Dwudniowa konferencja ”Powstanie Styczniowe na Kujawach i Ziemi Dobrzyńskiej. W 160. rocznicę”. zorganizowana została we współpracy z CK „Browar B.”, który stał się gospodarzem pierwszego dnia wydarzenia. To tu, we wtorkowe przedpołudnie uczniowie włocławskich szkół mieli okazję wysłuchać serii wykładów poświęconych wydarzeniom sprzed dwóch wieków.
Uznałem, że powinniśmy zorganizować konferencję adresowaną nie tylko do mieszkańców, ale przede wszystkim dla młodzieży szkolnej, szczególnie starszych klas szkół podstawowych i klas licealnych – tłumaczy Stanisław Kunikowski, prezes Włocławskiego Towarzystwa Naukowego - Uważam, że Kujawy i Ziemia Dobrzyńska, były tym szczególnym miejscem, gdzie doszło do wielu bitew i potyczek powstańców styczniowych i należy im się pamięć, aby podczas tej konferencji powiedzieć jak najwięcej o tych postaciach.
WTN nie zamierza jednak poprzestać tylko na zorganizowaniu konferencji. W planach Towarzystwa jest również wydanie dużej monografii, poświęconej temu tematowi, opartej między innymi o referaty wygłoszone podczas spotkania we Włocławku. Do jej publikacji ma dojść pod koniec tego roku.
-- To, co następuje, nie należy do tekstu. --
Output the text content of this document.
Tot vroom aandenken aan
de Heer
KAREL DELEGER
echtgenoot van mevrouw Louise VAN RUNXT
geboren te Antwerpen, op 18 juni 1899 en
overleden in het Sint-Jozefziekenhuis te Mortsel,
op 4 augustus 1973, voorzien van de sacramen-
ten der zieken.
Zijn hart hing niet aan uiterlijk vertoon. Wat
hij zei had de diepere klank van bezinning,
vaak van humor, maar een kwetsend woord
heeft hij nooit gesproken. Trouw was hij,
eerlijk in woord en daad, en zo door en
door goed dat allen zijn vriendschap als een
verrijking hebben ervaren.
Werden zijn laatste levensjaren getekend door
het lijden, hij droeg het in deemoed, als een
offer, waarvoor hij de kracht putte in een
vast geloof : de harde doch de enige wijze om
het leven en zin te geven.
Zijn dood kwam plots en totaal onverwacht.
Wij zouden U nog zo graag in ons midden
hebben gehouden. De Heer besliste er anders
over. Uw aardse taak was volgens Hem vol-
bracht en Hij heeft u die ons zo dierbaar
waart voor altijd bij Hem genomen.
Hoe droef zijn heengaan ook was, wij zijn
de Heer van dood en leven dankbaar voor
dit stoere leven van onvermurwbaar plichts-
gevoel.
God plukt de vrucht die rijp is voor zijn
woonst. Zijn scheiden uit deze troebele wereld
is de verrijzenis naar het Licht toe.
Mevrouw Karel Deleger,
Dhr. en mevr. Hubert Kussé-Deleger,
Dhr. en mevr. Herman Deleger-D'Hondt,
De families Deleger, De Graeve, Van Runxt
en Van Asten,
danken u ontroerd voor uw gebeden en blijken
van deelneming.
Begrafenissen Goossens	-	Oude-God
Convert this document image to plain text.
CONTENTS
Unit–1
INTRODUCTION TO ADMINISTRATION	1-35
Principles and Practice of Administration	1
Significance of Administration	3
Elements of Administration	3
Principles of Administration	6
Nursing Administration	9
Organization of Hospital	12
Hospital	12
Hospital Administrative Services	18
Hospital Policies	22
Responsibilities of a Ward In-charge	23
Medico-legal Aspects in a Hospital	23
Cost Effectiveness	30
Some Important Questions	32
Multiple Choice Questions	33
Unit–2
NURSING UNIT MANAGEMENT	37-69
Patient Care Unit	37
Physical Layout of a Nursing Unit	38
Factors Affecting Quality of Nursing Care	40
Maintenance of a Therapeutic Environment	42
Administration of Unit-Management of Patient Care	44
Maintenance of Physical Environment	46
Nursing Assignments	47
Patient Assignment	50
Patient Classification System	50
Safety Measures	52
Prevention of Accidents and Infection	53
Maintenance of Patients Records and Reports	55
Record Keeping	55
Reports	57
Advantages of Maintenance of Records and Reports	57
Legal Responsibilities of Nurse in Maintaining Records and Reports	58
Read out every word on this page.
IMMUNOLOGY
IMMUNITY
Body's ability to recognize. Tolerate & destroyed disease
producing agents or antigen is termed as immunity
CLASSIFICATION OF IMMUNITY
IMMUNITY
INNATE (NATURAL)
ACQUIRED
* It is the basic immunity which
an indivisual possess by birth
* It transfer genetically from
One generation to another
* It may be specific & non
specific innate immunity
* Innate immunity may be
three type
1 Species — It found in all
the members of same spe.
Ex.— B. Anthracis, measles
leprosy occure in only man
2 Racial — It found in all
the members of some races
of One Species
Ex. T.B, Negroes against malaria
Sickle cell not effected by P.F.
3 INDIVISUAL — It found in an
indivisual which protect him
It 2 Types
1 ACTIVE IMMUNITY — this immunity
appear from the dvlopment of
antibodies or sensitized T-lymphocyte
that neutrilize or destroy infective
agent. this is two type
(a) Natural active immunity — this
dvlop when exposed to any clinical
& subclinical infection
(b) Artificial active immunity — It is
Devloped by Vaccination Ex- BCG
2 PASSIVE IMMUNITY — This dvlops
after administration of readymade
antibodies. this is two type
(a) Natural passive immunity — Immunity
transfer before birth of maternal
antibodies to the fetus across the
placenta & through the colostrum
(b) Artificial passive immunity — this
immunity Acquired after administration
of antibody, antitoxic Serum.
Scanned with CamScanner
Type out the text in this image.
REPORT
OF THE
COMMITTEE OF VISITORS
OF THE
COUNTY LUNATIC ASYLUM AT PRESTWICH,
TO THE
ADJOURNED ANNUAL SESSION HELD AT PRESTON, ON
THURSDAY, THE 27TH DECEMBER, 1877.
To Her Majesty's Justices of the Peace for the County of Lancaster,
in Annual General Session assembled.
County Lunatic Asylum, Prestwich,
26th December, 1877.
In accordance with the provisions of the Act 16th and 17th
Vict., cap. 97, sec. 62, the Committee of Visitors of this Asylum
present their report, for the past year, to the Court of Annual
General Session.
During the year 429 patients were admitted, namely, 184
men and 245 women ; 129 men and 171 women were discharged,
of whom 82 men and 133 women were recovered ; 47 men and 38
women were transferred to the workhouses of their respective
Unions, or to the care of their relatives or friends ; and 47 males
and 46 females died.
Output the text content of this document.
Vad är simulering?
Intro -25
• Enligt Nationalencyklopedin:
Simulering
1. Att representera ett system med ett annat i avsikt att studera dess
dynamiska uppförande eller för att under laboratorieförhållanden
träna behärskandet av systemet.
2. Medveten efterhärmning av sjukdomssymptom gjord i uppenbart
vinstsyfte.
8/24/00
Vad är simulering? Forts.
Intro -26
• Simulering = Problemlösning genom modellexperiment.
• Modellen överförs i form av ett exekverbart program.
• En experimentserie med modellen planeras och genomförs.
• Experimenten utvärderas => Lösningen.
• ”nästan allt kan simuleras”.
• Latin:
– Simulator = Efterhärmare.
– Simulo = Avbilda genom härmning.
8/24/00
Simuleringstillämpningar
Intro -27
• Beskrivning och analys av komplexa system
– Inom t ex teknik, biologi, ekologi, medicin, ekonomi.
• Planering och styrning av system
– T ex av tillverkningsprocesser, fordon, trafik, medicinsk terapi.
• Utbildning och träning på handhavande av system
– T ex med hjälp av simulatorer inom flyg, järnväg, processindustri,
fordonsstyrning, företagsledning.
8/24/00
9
Kujawy stały się areną zażartych walk pomiędzy powstańcami a wojskami caratu. To tu miało miejsce ponad sto potyczek i trzy wielkie bitwy, które jak tłumaczy Marek Wojtkowski mogły mieć wpływ na przebieg, choć niestety nie na ostateczny wynik powstania:
Przytoczę tutaj dwie bitwy. Bitwę pod Nową Wsią i bitwę pod Krzywosądzem. W ocenie historyków spotkałem się z takimi opiniami, że gdyby te bitwy zakończyły się zwycięstwem, nie wiadomo, czy to powstanie nie trwałoby dłużej. To powstanie wcześniej czy później było skazane na niepowodzenie, ale być może powstanie by przetrwało. Nie tylko do późnej jesieni 1864 roku, ale znacznie dłużej.
Intensywność walk w naszym regionie skutkuje po dziś dzień. W okolicach Włocławka do dziś znaleźć można przydrożne krzyże upamiętniające poległych powstańców. Te materialne dziedzictwo wydarzeń z XIX wieku warto dostrzegać i pielęgnować, przekonuje prezydent miasta.